On the one hand, the outlook for the regime is not especially positive. In addition to a tense international climate and unfavourable economic winds, it must struggle against its own internal exhaustion. The centralizing, neoliberal energies of Putin’s first presidential term have been left behind, and while the patriotic turn after 2012 and the confrontation with the West have certainly helped firm up the regime’s domestic support, they can’t fully compensate for a lack of other motivating ideas or projects. On 1 March 2018 Putin made a speech laying out his governing agenda for the next six years. The part that drew the most attention in the West, inevitably, was his announcement – complete with video animations – of shiny new hypersonic missiles that could get around Western defence systems.

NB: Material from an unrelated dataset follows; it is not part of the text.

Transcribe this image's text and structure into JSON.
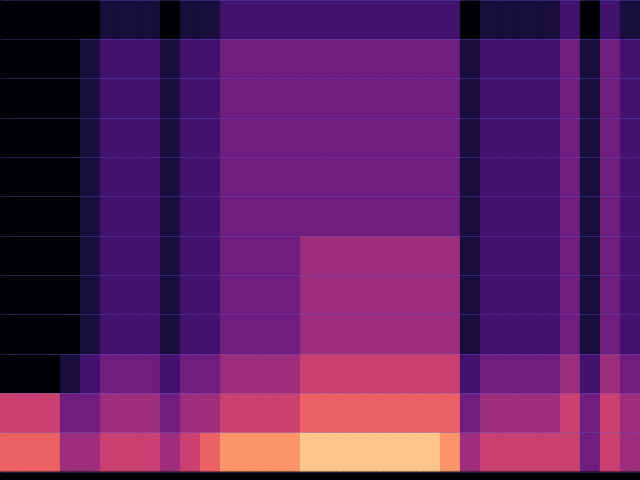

The speech also promised increased spending on infrastructure, health care and education, as developmental priorities for the coming decade. But promises of this kind have been made before and proven hollow. The 2018–2020 budget, approved in December 2017, certainly envisaged no significant alterations to the system’s current priorities. If anything, the new government will most likely simply continue the budgetary austerity and ‘optimization’ measures of the past few years, which have brought school and hospital closures even as wages and pensions lag well behind inflation. {2} 2 See Ilya Budraitskis, ‘The Very Best Day’, ArtsEverywhere.ca , 16 March 2018; and Sergey Zhavoronkov, ‘Two Lean Years: Russia’s Budget for 2018–20’, Intersection Project , 6 December 2017.
In mid-June 2018, just as the country was distracted by the start of the World Cup, the government announced a plan to increase the retirement age, by five years for men and eight for women – highly regressive moves which the Kremlin may yet have cause to revisit.